Below is an annotated list of children's literature for the elementary classroom. The books are organized by the Six Elements of Social Justice Curriculum Design (Picower, 2007). It is based on work by pre-service teachers at Montclair State University. They have read and reviewed these books and provided insights into how they can be used in K-5 settings.

Monday, February 20, 2012

Those Shoes

Title:  Thoes Shoes

Author:  Maribeth Boelts

Illustrated by: Noah Z. Jones

Reading Level:  Ages 5 to 8 and up 

Publisher: Candlewick Press

Purchase Those Shoes online now!

For more books by Maribeth Boelts, click here!

Click here to learn more about the illustrator, Noah Z. Jones!

Summary:  In Those Shoes, Jeremy dreams about having the popular pair of shoes that everyone is wearing.  His grandma explains that she can only afford "needs."  After one of his shoes comes apart, Jeremy is forced to wear freebie shoes from the guidance counselor, Mr. Alfrey.  The "Mr. Alfrey" shoes bring on a barrage of mockery for Jeremy, driving him to purchase an ill-fitting pair of the shoes at a thrift shop.  After a few days of limping and some nasty blisters, Jeremy is forced back into the Mr. Alfrey shoes.  Jeremy decides to give the too-small shoes to his friend in need, after some serious soul-searching and struggle.   The gesture marks the beginning of a special friendship.

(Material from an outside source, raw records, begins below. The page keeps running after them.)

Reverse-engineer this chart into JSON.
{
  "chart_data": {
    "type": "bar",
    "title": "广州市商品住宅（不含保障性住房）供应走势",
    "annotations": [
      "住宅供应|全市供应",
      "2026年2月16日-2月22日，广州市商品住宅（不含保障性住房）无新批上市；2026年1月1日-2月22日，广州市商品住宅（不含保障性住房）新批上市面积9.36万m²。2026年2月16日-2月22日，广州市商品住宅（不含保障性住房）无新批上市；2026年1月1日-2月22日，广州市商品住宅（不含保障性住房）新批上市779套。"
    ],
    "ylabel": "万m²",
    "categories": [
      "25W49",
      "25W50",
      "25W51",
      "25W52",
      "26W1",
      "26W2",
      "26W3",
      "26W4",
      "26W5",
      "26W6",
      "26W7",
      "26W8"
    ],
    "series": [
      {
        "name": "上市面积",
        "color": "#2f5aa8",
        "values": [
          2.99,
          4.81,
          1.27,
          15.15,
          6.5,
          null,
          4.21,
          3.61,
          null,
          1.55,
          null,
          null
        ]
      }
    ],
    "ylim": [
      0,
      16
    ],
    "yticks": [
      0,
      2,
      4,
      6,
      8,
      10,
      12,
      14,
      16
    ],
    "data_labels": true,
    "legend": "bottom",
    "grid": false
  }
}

Element # 3 - Exploring Issues of Social Injustice:  Those Shoes is a poignant introduction to the issue of poverty for young elementary school children.  Through this heart-warming account of Jeremy's struggle with wants and needs, Boelts cleverly incorporates sub-themes about peer pressure for material possessions, family life, and true generosity.  This book gently, yet cleverly, exemplifies the impact of poverty on the lives of our very own classmates and the material conditions of other people in the world. 

Follow-Up Activity:  After reading Those Shoes, it would be appropriate to conduct a class discussion about wants and needs.   The students could discuss the stereotypes they have heard about poor people.  We could draw from a hat to assign each student an economic status for the rest of the class.  A select 10% would be allowed dress-up shoes, 20% would be middle income and wear plain shoes, while the remaining 70% would be poor and have old, worn-out shoes that are mismatched and ugly.  To exaggerate the effect, we could also offer the 10% group advantages like better classroom seating and priority when asking questions.  At the end of class, we could gather for a discussion to share how each group felt as a result of their shoes.  What was it like to have the nicer shoes and special privileges?  How did the 70% group feel? Relating our experiences back to Jeremy in Those Shoes, each child would draw two pictures.  One would express how they would feel if they were Jeremy with the Mr. Alfrey shoes.  The other, would show how they would feel if they were Jeremy, giving their Those Shoes away to a friend in need. 

Link to Brain Pop Jr. Video about wants vs. needs.

Dollars and Cents Video:  A cross-curriculum link to math while reading Those Shoes and tackling the issue of poverty with your class.

Reading Those Shoes with older students?  Link to a terrific social action projects related to poverty for middle school students. 

1 comment:

  1. Bravo!!! This lesson plan idea is awesome. I am convinced that if teachers used this lesson, as well as others similar to this one, we could help enhance character development with a topic that is so near and dear to the children--name brand shoes!!! Even my young adult sons struggle with peer pressure over who will get the new Jordans coming out. Thanks so much for the idea!!!